As I understand it, 'Inconceivable' things are those that carry the best cost-benefit for investors, while moving with the herd heralds total sheering, and reliance of the benevolence of governments and otherwise 'authorities' is the lowest risk way to profit for approximately 40 year stretches punctuated with short sharp periods of total loss.
Long Iocaine powder!
To call it "inconceivable" says nothing about markets, but a lot about the poverty of our imagination.
...and the de-construction of our language.
It does not matter what the Fed does or what politicians do, if the sheeple stop buying stuff (which by all indications is what is happening due to NO MONEY) the system will fail. Bring on the debt inflated bubble burst.
Inconceivable? Unconscionable is more like it.
Incomprethinkable!!
It may not be "conceivable" but it certainly is remarkable. It certainly is!
Meet the new leadership, same as the old leadership: https://www.youtube.com/watch?v=o9PeXUsdFys
as far as i can tell this is QE 1 finally coming to it's natural, and ugly end.
tarp, bail-outs, stimulus was the natural lead-up to QE 1, which accomplished a great fete, it nullified americas national budget.
the budget was never talked about, or voted on after fed. introduced QE 1,.
with no budget, govt. could spend thier extra trillion a year for facism, controling communications, and people.
all the while bis, (the fed.), with 0% intrest suceeded into to turning 80% of americas capitalism into inevitable federalism.
QE 2-3-4 were propaganda pure and simple, they changed nothing, ( except for more cover to the thieves, and confidence to the sheep), QE1 had already turned americas financial system over to the bis, and thier CB band of thieves.
the bis is failing, so anything could happen, as we've already seen, trying to provoke putin into a war, bis put all their marbles into 3 bags, japan, eu, and america, now none of the three can help the other further, their all three on life support.
they became very powerful using human nature against humans, but when the population stops fighting for you, and turns against you lose big,and fast.
It's got to come to an end.
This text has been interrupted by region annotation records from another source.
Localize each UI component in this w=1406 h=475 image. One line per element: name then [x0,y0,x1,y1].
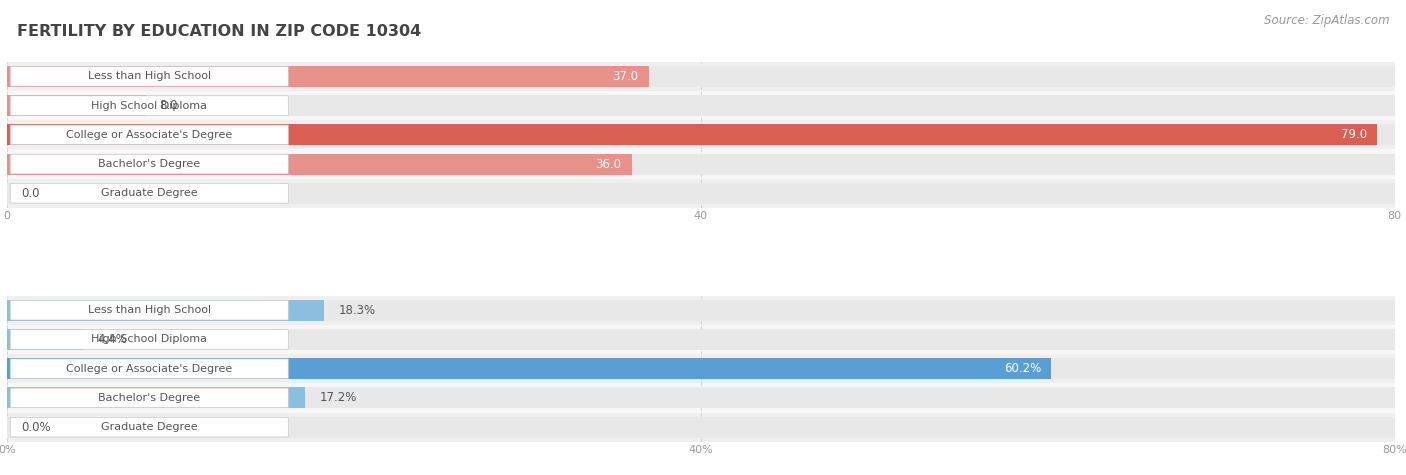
FancyBboxPatch shape [10,418,288,437]
FancyBboxPatch shape [10,330,288,349]
Bar [7,150,1395,179]
Text: High School Diploma: High School Diploma [91,334,207,344]
Text: College or Associate's Degree: College or Associate's Degree [66,130,232,140]
Bar [7,124,1378,145]
FancyBboxPatch shape [10,183,288,203]
Text: 37.0: 37.0 [613,70,638,83]
FancyBboxPatch shape [10,388,288,408]
Text: FERTILITY BY EDUCATION IN ZIP CODE 10304: FERTILITY BY EDUCATION IN ZIP CODE 10304 [17,24,422,39]
Text: 18.3%: 18.3% [339,304,375,317]
Bar [7,417,1395,437]
Text: Bachelor's Degree: Bachelor's Degree [98,393,200,403]
Bar [7,95,1395,116]
Bar [7,95,146,116]
Text: 0.0: 0.0 [21,187,39,200]
Bar [7,66,1395,87]
Bar [7,329,83,350]
Text: 79.0: 79.0 [1341,128,1367,142]
Text: College or Associate's Degree: College or Associate's Degree [66,364,232,374]
Text: Source: ZipAtlas.com: Source: ZipAtlas.com [1264,14,1389,27]
FancyBboxPatch shape [10,125,288,144]
FancyBboxPatch shape [10,154,288,174]
Text: High School Diploma: High School Diploma [91,101,207,111]
Bar [7,358,1052,379]
Bar [7,62,1395,91]
Bar [7,300,325,321]
Text: 17.2%: 17.2% [319,391,357,404]
Bar [7,354,1395,383]
Bar [7,358,1395,379]
Bar [7,124,1395,145]
Bar [7,329,1395,350]
FancyBboxPatch shape [10,300,288,320]
Text: 8.0: 8.0 [160,99,179,112]
Text: 36.0: 36.0 [595,158,621,171]
Text: 0.0%: 0.0% [21,421,51,434]
FancyBboxPatch shape [10,96,288,115]
FancyBboxPatch shape [10,66,288,86]
Text: Graduate Degree: Graduate Degree [101,422,198,432]
Bar [7,91,1395,120]
Bar [7,383,1395,412]
Bar [7,300,1395,321]
Bar [7,388,305,408]
Text: Bachelor's Degree: Bachelor's Degree [98,159,200,169]
Text: Less than High School: Less than High School [87,305,211,315]
Text: Graduate Degree: Graduate Degree [101,188,198,198]
Bar [7,388,1395,408]
Bar [7,183,1395,204]
Bar [7,179,1395,208]
Text: 4.4%: 4.4% [97,333,127,346]
FancyBboxPatch shape [10,359,288,379]
Bar [7,153,631,175]
Bar [7,295,1395,325]
Bar [7,66,648,87]
Bar [7,153,1395,175]
Text: Less than High School: Less than High School [87,71,211,81]
Bar [7,120,1395,150]
Text: 60.2%: 60.2% [1004,362,1040,375]
Bar [7,412,1395,442]
Bar [7,325,1395,354]
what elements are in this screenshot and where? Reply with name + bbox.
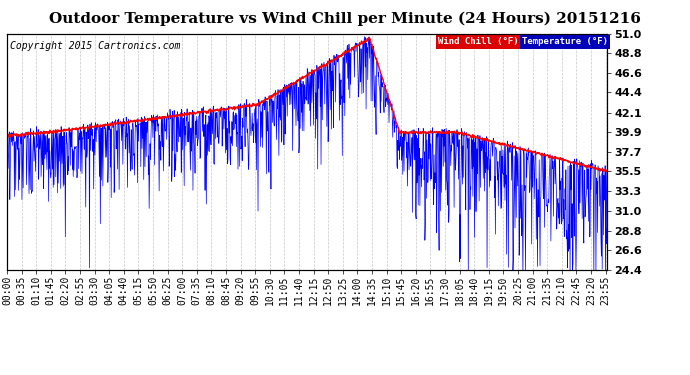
Text: Wind Chill (°F): Wind Chill (°F) bbox=[438, 37, 519, 46]
Text: Temperature (°F): Temperature (°F) bbox=[522, 37, 608, 46]
Text: Outdoor Temperature vs Wind Chill per Minute (24 Hours) 20151216: Outdoor Temperature vs Wind Chill per Mi… bbox=[49, 11, 641, 26]
Text: Copyright 2015 Cartronics.com: Copyright 2015 Cartronics.com bbox=[10, 41, 180, 51]
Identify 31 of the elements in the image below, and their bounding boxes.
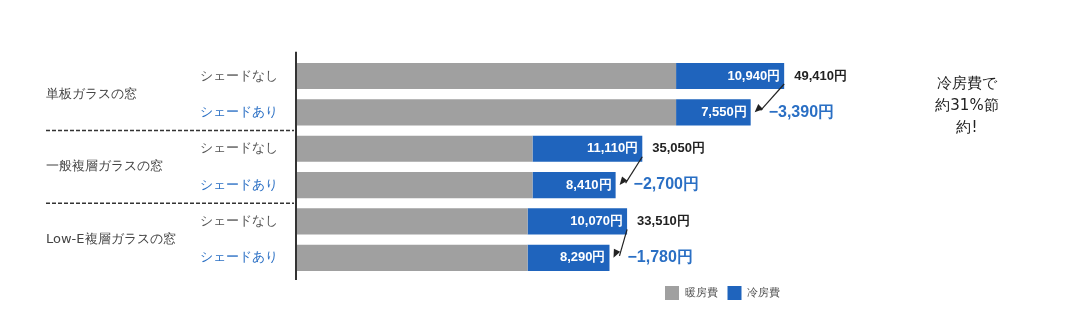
bar xyxy=(296,244,528,271)
data-label: 7,550円 xyxy=(701,103,747,119)
annotation: −3,390円 xyxy=(768,102,835,120)
total-label: 35,050円 xyxy=(652,140,706,156)
y-tick-label: シェードなし xyxy=(200,140,278,156)
bar xyxy=(296,208,528,235)
total-label: 49,410円 xyxy=(794,67,847,83)
y-tick-label: シェードあり xyxy=(200,176,278,192)
text: Low-E複層ガラスの窓 xyxy=(46,231,176,247)
text: 単板ガラスの窓 xyxy=(46,85,137,101)
data-label: 10,940円 xyxy=(727,67,781,83)
data-label: 10,070円 xyxy=(570,213,624,229)
bar xyxy=(296,99,677,126)
bar xyxy=(527,208,628,235)
bar xyxy=(296,62,677,90)
total-label: 33,510円 xyxy=(637,213,690,229)
data-label: 11,110円 xyxy=(586,140,639,156)
text: 冷房費で約31%節約! xyxy=(935,73,999,138)
legend-label: 冷房費 xyxy=(747,286,780,299)
data-label: 8,290円 xyxy=(559,249,606,265)
y-tick-label: シェードあり xyxy=(200,103,278,119)
annotation: −1,780円 xyxy=(627,248,693,266)
data-label: 8,410円 xyxy=(566,176,612,192)
legend-label: 暖房費 xyxy=(684,286,718,299)
y-tick-label: シェードなし xyxy=(200,213,278,229)
annotation: −2,700円 xyxy=(633,175,700,193)
bar xyxy=(296,135,533,162)
y-tick-label: シェードなし xyxy=(200,67,278,83)
y-tick-label: シェードあり xyxy=(200,249,278,265)
bar xyxy=(296,171,533,199)
text: 一般複層ガラスの窓 xyxy=(46,158,163,174)
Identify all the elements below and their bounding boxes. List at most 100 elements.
I hope it's now. The suspense is killing me.......and the middle class.
These linear levels, across time & price, mean nothing.
The chart is curved, volume matters (time-series prediction), margin in use/available matters, and that's how proper technical analysis works.
The programmers aren't investors. They'll do what they're told to do. If those who give specs to programmers are idiots then no wonder idiotic results will happen when the code runs.
At the very least curved support equations would be required, not flat lines, and even then that may disagree with time-series analysis of volume of filled orders vs volume of cancelled quotes vs time vs available margin, all of which must be simultaneously considered at bare minimum or the analysis is incomplete and invalid.